This is a blog that I should have written a couple months ago, but wasn’t necessarily one that I wanted to write. Probably because it was something I never processed very well following the Race. But the memory of this came up last night and once again I’m feeling compelled to write something, so here goes.
Last night my former squadmate and good friend Johnfrank arrived to Gainesville to start up a job with Adventures. A couple of us were in his vehicle to go check out his possible house and he asks (and I paraphrase) if there have been any moments since being back from the Race that have hit us hard after experiencing everything we did this past year.
For me it was never some feeling of being overwhelmed by massive amounts of food at a grocery store, or all the depressing news on TV, obscene consumerism, and so on. It was my final flight home into Detroit.
I spent a couple days in L.A. to do my own thing before flying all the way home to Ohio. I flew Southwest for the first time. They let you pick your own seat once you board. So L.A. to Chicago and then Chicago to Detroit. I was running on almost no sleep at this point over the last 24 hours when we boarded my final flight.
In the very first row, I noticed a serviceman in full uniform. I moved to the back and picked a window seat, preparing to let my body crash as soon as I buckled the belt. As I’m getting settled, an announcement is made that our flight is carrying a member of the US military who had been killed in action. The man I saw at the front was escorting the body home. We’re given further instructions to stay seated once we land until the man up front can disembark first.
In my mind all I can think is, “God, why? How in the hell is this fair/right/okay?” In that moment I went from excited to finally seeing my family to not wanting to be home at all in record time. The whole flight home all I could think about was the two reunions that were about to happen. Both on entirely opposite ends of a single spectrum and it made feel ill. The man below me was being returned to a devastated family that he’s been away from for who knows how long. And then here’s me, seeing my family for the first time in 11 months. I was getting to go home to a celebration.
After the plane landed and as we were taxiing to our gate, I could see a long line of police/emergency vehicles waiting along with a small crowd of people who I can only imagine to be his family/friends. So we stop and the serviceman at the front leaves the plane. Finally they announce everyone else can leave too, but let us know we can stay if we want to until the coffin is offloaded into the waiting hearse.

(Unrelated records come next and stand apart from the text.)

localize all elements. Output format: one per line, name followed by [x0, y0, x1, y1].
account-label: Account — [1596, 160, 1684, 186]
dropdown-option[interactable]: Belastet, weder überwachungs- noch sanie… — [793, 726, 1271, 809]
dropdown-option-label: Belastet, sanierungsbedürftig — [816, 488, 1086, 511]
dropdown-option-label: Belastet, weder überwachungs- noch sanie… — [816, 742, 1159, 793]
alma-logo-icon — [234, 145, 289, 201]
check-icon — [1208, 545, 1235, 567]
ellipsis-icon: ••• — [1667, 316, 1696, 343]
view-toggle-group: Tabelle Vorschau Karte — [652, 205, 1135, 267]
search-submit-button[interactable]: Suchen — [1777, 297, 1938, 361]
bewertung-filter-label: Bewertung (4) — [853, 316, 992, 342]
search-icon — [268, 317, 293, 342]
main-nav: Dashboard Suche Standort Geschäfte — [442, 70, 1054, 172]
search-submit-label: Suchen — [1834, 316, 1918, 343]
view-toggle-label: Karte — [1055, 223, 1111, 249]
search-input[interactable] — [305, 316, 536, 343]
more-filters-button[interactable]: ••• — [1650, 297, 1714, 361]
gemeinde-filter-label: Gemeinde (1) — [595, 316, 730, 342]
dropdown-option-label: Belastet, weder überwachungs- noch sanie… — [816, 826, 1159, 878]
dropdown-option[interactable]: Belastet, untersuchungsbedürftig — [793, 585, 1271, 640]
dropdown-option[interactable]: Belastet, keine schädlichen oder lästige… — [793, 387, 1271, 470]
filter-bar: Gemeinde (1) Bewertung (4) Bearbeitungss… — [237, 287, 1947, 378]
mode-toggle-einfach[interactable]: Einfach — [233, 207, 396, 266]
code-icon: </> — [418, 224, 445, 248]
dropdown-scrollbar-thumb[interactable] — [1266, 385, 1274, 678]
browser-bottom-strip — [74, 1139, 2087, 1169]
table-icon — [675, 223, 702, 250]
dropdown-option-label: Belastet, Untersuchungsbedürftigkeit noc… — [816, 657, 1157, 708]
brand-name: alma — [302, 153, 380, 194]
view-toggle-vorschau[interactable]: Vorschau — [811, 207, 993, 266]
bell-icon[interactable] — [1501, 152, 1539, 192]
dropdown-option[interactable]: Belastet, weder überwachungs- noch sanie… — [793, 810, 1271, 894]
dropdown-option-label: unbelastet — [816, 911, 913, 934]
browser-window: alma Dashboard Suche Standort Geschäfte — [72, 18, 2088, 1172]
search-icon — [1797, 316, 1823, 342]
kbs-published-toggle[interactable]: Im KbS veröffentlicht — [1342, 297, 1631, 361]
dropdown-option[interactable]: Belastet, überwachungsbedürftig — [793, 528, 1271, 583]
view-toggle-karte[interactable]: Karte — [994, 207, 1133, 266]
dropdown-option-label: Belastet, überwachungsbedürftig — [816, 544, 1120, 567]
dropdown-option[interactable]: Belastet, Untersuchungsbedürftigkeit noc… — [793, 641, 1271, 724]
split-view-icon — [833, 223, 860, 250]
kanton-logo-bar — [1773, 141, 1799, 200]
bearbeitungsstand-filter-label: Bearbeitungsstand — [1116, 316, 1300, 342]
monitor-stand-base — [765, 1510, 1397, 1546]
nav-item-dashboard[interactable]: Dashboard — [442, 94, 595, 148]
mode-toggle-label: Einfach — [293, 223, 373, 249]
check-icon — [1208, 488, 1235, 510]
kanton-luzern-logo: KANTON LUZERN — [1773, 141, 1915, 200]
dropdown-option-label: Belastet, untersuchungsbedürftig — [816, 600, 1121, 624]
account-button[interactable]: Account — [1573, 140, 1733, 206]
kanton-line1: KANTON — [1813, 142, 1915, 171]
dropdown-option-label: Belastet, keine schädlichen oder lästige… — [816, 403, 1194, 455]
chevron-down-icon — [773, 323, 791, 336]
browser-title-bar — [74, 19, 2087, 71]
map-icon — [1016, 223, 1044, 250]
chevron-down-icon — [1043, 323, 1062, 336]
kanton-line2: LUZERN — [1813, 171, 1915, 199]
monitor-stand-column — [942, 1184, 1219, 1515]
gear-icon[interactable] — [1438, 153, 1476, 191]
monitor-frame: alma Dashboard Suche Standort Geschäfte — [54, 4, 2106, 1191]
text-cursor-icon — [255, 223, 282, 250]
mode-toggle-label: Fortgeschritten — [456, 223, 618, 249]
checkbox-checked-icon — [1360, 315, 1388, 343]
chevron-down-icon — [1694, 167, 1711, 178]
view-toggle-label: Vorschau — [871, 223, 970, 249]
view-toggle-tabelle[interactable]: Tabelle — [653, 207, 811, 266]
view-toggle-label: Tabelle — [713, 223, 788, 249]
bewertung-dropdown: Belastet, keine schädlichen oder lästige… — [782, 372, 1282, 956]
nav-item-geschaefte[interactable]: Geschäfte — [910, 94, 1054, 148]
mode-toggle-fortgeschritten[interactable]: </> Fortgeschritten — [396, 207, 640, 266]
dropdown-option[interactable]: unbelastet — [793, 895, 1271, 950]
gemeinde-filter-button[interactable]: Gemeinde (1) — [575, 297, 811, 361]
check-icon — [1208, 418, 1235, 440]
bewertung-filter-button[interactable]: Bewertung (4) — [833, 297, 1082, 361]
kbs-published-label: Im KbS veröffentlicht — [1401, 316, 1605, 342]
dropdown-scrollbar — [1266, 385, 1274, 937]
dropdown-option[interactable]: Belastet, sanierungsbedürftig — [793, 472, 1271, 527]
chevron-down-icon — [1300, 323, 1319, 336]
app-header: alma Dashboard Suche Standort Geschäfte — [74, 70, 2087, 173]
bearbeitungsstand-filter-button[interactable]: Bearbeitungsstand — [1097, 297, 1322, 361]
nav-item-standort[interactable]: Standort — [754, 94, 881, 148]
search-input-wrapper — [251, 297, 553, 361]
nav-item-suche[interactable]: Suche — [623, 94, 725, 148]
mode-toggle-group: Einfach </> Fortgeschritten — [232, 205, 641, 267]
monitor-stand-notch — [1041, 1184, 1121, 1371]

I stayed in my seat. I don’t know if I could have left the plane even if I wanted to. I watched as the coffin was slowly brought off the plane, as the honor guard draped the American flag on it, and as they carried the coffin to the hearse in their military formation. All together it probably took about 15 minutes. And all during that time, I was fighting back having a meltdown on the plane and thinking that I wasn’t ready for home. It’s funny that how a few days earlier it would have been perfectly normal to burst into tears on a plane, because there were 35 other people around who would’ve understood that you really weren’t off your rocker. Now that I was alone for the first time in 11 month, it would have just been embarrassing.
As I finally left the plane and got closer to collecting my luggage, I had this other ridiculous fear that I’d come out of the terminal to signs and cheers and whatnot. Not something I was remotely ready for if that was the case. Especially not when I had just come back on a plane with someone who had died in service to this country. Thankfully, there was a little delay on everyone else’s part and so this didn’t occur. But even when my sisters and mother did show up, the best I managed in the moment was a smile and swallowing the lump in my throat.
I don’t necessarily know what the exact lessons were in this. Over the final couple of months of the Race, God was really opening my eyes to “self sacrifice” and what that really looked like. Not fun lessons to learn because they happened in really hard ways which deeply challenged my perceptions of what I thought “sacrifice” to be. What much of society thinks “sacrifice” to be. Especially the personal ones we make or at least what we think we make.
I have no deep insight or final words of wisdom to share from all of this. I just felt it was finally time to share.